But all the permits and paperwork and setbacks and headaches were worth it for this view …
Lila stands on the newly poured concrete walkway that leads up to the front door. With tears in her eyes and the biggest smile I’ve ever seen, she makes her way inside, and I follow behind.
Once inside, she stops just past the front door and gasps.
I took great care in making sure the place was delivered unchanged. I wanted her to see it exactly as it was when it was ours. Truly, it’s like stepping into a time machine.
“I told you it was yours,” I say as I follow her into the kitchen.
She traces her fingers along the decade-old writing on the wall:
For Lila, forever.
And then she traces her fingers along my signature below.
“This is too much,” she says when she turns to me, her amber-green eyes gleaming.

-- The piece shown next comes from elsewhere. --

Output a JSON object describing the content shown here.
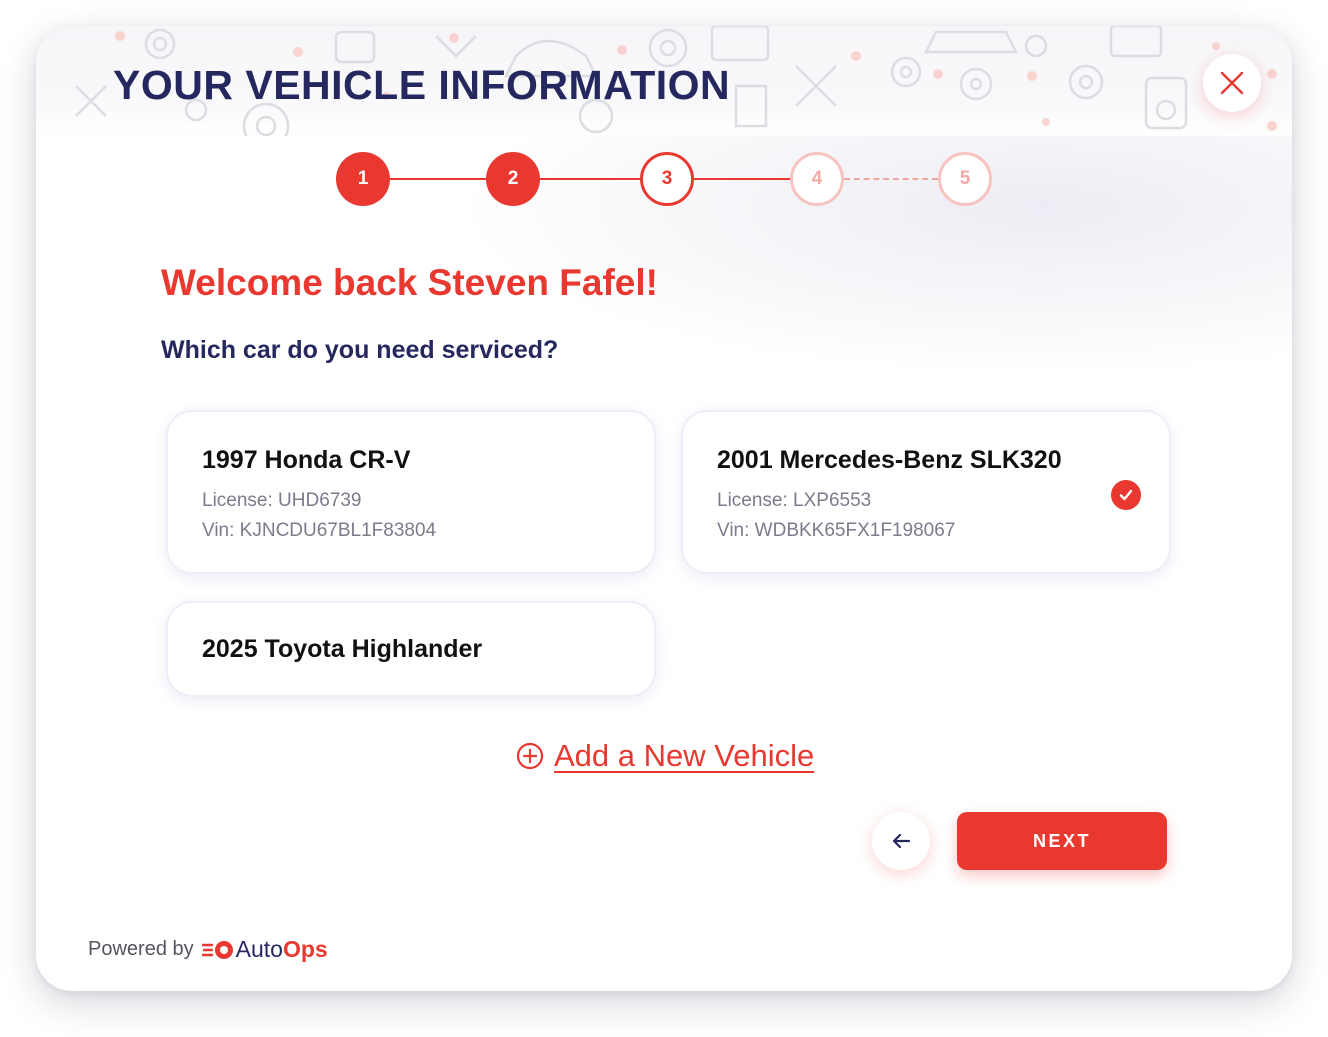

“This is your home,” I correct her. “The deed is on the kitchen counter. This house and this land are yours now. No one will ever be able to take this away.”
“I can’t believe you did this,” she says, breathless as she sails down the hall and moves from room to room. “Everything looks exactly the same. This is insane. I can’t believe I’m standing in the cottage …”
She takes a seat on the edge of the very bed MJ was conceived, her hands cupped over the lower half of her face as she lets this sink in.
“Also, these are for you.” I hand her a stack of bundled letters. “I hid them all over the cottage before I left for college that fall. Just little notes for you to find when you were missing me …” She begins to read the first one. “Lila, there’s something I need to run by you.”
She rests the first letter on top of the stack and gives me her attention.
Her eyes are wide and bright, which gives me hope that she’s going to be receptive to my next proposal. A month ago she asked for space, so I backed off. I kept things cordial and friendly and platonic despite the fact that I still very much wanted for us to be together again. It took everything in my power not to give her the full Thayer Ainsworth treatment, but it helped knowing I had this little ace up my sleeve.
I planned on buying them a house regardless, one less thing for Lila to worry about so she could focus on MJ and not on how she’s going to keep a roof over their head. But when I remembered the cottage and how much she loved it and how it was the beginning of us … it gave me this idea.
“So what did you want to run by me?” she asks.
“How would you feel about me moving to Summerton?”
She sits straight, her exuberant expression vanishing. “You’re not serious, are you? I mean, not that I don’t want you to, but life here is … night and day from Manhattan. What if you hate it?”
“My daughter is here,” I say. “And so are you. I assure you I won’t hate it here. Anyway, I have a few connections in the area, and it sounds like I should have no problem lining something up.”
Lila rises off the bed and heads down the hall. I trail behind. A moment later she’s on the back porch, marveling at the red hammock from the summer of ’09.
“MJ’s going to love this yard,” she says as she gazes at the tree-filled open space that surrounds the home. “So many trees to climb … so much room to run around.”
“Thought maybe I’d build her a treehouse this summer,” I say. “Also, I know this place looks like it’s straight out of 2003, so if you want to remodel or redecorate, just let me know and we’ll make it happen.”
Lila slips her hand in mine and leads me back into the house. We stop in the living room, in front of the sofa.
“Do you remember the first time we made out? Right here on this couch?” She begins to say something else, but the words get stuck as she chokes up. “I’m sorry. I’m feeling everything right now, and it’s a little overwhelming.”
“That’s the way I used to feel every time I looked at you,” I say. “Still do.”
She glances up at me through dark, damp lashes. “Really?”
“You act like you’re surprised.”
“It’s just … after that night at the diner … you never brought it up again … I just assumed you’d changed your mind about us.”
“Change my mind? About us? Never.”
A private investigator asked me once what made this girl so special that I was willing to invest all my time and money and emotional resources into finding her. I didn’t have an answer for him at the time, but I went home that night and thought about it.